02.04.2022 - 07:00 | Son Güncellenme:

İstanbullu sanatseverlerin merakla beklediği Artweeks@Akaretler’in 6. Edisyonu başladı. Bilgili Holding sponsorluğunda düzenlenen Artweeks’te öne çıkan sergilerden biri ise Bilgili ailesinden… İş kadını ve ressam Şerife Bilgili Ercantürk’ün “Bağmana” adlı sergisi yapı ve birey arasındaki ilişkiyi konu ederek kentin bütününün ifade biçimine temas ediyor.

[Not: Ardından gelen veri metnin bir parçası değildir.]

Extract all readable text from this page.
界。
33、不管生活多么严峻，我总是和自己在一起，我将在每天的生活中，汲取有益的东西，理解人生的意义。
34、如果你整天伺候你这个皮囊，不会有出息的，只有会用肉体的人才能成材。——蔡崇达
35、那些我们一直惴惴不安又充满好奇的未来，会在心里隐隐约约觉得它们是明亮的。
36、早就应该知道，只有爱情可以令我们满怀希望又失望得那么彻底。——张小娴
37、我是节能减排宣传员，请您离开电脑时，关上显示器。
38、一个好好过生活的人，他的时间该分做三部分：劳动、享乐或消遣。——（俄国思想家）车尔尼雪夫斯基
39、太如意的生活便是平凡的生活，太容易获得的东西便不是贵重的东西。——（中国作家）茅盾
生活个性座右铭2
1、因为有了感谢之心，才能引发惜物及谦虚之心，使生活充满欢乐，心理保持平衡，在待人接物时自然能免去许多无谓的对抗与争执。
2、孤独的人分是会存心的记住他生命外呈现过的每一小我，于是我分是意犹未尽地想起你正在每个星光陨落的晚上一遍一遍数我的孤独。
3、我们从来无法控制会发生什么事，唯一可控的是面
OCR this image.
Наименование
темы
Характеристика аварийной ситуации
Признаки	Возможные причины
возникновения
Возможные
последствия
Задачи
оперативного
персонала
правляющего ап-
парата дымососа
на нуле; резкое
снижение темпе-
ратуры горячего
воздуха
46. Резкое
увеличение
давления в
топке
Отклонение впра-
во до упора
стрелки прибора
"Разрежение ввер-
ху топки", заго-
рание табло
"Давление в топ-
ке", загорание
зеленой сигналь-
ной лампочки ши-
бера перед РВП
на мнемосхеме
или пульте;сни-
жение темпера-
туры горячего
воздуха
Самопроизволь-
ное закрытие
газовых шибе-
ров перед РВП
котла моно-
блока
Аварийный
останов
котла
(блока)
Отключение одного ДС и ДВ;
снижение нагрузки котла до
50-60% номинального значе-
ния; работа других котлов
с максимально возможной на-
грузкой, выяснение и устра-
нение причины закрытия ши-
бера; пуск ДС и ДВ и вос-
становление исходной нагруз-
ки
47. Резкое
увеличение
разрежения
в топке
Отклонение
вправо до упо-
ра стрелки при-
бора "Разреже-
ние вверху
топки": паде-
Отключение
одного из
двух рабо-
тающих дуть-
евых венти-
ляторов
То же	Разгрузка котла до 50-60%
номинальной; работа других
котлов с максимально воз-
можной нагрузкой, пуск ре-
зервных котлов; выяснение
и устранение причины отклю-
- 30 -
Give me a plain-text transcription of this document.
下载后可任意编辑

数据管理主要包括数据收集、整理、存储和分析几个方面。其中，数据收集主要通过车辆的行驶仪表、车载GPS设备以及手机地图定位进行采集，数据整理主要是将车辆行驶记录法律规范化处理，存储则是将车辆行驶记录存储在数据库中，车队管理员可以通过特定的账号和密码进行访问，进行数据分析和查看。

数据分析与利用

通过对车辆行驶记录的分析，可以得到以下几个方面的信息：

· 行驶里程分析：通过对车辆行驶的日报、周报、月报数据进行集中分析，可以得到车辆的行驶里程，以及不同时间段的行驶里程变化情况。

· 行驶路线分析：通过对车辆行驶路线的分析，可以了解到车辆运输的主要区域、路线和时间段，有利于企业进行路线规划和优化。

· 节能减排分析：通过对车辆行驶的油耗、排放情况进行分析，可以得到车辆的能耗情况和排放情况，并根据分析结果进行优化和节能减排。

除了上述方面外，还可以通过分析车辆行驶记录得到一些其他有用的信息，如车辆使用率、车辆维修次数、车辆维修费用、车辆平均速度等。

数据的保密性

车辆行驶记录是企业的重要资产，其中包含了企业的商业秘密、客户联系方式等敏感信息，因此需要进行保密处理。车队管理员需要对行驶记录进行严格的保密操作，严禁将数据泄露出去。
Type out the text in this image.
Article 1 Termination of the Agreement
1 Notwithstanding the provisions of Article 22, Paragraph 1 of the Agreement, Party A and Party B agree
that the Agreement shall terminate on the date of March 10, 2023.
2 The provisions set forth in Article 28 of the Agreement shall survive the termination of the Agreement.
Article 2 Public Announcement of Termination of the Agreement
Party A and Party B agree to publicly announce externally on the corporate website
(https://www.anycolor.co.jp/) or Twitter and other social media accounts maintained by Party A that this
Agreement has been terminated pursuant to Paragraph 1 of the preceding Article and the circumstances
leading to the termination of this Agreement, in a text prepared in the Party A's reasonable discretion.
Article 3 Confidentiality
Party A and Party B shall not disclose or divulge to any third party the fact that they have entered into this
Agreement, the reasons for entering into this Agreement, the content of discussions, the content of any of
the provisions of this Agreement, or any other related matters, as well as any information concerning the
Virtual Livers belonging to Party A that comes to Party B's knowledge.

‘Doğayı şehirden ayırmıyorum’

Seray Şahinler - Küratörlüğünü Begüm Güney’in üstlendiği sergide 14 adet eser var. 10 Nisan’a kadar ziyaret edilebilecek sergideki eserler özellikle inşaat alanlarında kullanılan malzemeler ile oluşturulan özel bir temada eserler sergilenecek.

Haberin Devamı

“Bağmana”nın fikri nasıl doğdu, eserler nasıl şekillendi ve sizin için nasıl bir süreçti?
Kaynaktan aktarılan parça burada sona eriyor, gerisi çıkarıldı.